Al-Ahram Weekly Online   17 - 23 July 2008
Issue No. 906
Culture
 
Published in Cairo by AL-AHRAM established in 1875

Mursi Saad El-Din

Plain talk

By Mursi Saad El-Din

The European Service of the Egyptian State Broadcasting is celebrating its 50th anniversary. This brings back memories of my work in this service. I introduced a number of programmes which continued for many years: the "Diwan of the Poets", in which I presented translated works by modern Egyptian poets; "Arabic books", and "Under the Spell of Egypt", in which I talked about writers who lived in or visited Egypt and their impressions published in books.

This last programme must have run into over a hundred talks which reflects the great interest in Egypt and things Egyptian. One writer whom I presented was Robin Fedden, who was my professor at the English Department of the Faculty of Arts, Fuad El-Awal (now Cairo) University. With Lawrence Durrel and the poet Bernard Spencer, he published Personal Landscape, a magazine which, in the words of the introduction to the first issue "expressed our wish to emphasise the importance of personal life and values when the current of all thought and feeling around us set strongly in the channels of war, and when it was growing ever more difficult to exist outside the 'war effort.'"

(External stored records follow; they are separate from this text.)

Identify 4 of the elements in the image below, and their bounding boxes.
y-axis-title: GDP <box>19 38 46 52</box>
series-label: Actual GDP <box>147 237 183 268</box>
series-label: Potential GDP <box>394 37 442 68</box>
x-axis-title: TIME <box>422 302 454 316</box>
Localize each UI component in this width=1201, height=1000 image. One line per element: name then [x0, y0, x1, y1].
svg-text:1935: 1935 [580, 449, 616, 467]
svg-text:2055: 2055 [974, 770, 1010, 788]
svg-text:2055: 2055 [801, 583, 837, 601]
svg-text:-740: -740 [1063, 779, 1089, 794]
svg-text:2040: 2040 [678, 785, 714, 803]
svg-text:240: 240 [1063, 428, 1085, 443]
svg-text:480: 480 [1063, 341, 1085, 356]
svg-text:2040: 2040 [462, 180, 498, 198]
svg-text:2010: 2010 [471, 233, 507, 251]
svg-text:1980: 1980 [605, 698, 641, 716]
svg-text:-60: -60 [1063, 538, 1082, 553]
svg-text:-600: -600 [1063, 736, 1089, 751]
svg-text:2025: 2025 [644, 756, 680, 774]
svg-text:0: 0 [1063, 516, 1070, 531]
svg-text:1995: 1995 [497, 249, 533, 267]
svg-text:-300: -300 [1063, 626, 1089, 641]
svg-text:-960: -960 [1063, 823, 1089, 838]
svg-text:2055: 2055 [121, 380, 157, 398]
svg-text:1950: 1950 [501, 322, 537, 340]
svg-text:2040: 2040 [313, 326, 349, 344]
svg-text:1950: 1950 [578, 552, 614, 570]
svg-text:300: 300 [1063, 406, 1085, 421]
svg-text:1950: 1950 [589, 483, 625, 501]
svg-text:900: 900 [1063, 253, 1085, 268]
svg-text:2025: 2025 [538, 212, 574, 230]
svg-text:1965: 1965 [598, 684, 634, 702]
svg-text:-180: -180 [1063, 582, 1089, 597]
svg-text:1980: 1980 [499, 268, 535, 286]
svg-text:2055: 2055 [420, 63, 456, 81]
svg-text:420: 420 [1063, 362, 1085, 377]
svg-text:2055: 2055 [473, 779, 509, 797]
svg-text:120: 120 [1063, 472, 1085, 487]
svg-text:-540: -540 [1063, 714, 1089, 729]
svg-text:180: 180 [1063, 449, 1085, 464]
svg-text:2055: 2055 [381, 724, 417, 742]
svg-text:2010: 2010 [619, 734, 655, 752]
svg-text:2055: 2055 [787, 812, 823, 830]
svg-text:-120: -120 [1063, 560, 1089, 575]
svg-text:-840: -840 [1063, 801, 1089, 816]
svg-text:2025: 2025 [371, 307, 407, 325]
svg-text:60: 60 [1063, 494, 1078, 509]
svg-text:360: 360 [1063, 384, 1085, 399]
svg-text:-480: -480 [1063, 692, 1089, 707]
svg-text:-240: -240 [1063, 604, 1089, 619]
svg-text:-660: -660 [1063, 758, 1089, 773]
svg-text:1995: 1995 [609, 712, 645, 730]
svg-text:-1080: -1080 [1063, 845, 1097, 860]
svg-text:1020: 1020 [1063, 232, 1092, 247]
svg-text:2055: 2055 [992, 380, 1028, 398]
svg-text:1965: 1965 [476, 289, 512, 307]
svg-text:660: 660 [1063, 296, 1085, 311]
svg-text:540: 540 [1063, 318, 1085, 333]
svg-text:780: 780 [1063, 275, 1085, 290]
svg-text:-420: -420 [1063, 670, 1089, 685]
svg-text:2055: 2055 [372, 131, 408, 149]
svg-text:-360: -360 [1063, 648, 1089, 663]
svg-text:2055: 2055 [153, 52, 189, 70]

The magazine was published for three years, becoming a vehicle in English for serious poets and critics in the Middle East. It was also appearing, again in the words of Fedden: "at a time when conflict coloured all perspectives, recalling those personal landscapes which obstinately continue to exist outside national and political frontiers."

Fedden's book Egypt: Land of the Valley is not only a reflection of the author's love for the country, but it is also a masterpiece of literary writing. Passage follows passage of beautifully composed prose; I use the word compose since every word is so well chosen that it reads like a composition of a poem or a musical piece.

In this book Fedden covers many aspects of the life of Egypt and Egyptians. The titles of his chapters reflect this wide variety of subject matter "The Country and the Traveller", "The Valley Landscape", "The Dwellers of the Land", "Life in the Village", "The City of Alexandria" and "Cairo: The Great Medieval City", to mention only a few of the eleven chapters of the book.

To Fedden Egypt is an eternal amalgam of two things: the Nile and the toilers on its banks. Only by the cooperation of the fellah, who is an element as essential as the river and who seems almost as permanent, are 5000 years of history explained, says Fedden. The conjunction of these two, and their troubled contacts with the outside world, have created Egypt from Aswan to the sea. They conditioned the landscape, and set the pyramids beyond the flood land; they slamp everything with its particular Egyptian quality, indefinable, but patent.

"They differentiate the mosques of Cairo from those of Isfahan, they make the warp of Egypt go up not down the woof, and turn the matter of Plato into the speculation of Plotinus" Fedden says.

He stresses this permanence all through the book. Aliens came, lived and left. "They came," he writes "for power and wealth, to found dynasties or run groceries, but in the end they pay a price for their invasion; they lose their identity, they are submerged by those whom they have conquered or exploited. Greeks, Libyans, Ptolemies and Arabs came and settled down, but all of them, like the rest, have long since been racially obliterated. Like pebbles thrown into a pond, they only wrinkled the surface."

Veneers of thought, says Fedden are imported on aircraft and steamers, but once entering the Nile, lose their lustre. Distorted or improved, they become unrecognisable and the native way of thought prevails. Dominant aliens pass, one after the other, their memory survives in stone monuments.

I would like to conclude here by quoting a very beautiful passage by Fedden: "Like the gigantic bird migrations that sweep up the Nile Valley, passing out of sight into the obscure tropical south, the storming foreigners leave in their wake a country essentially unchanged. Egypt is averse, as Herodotus once found out, to being anything but Egypt."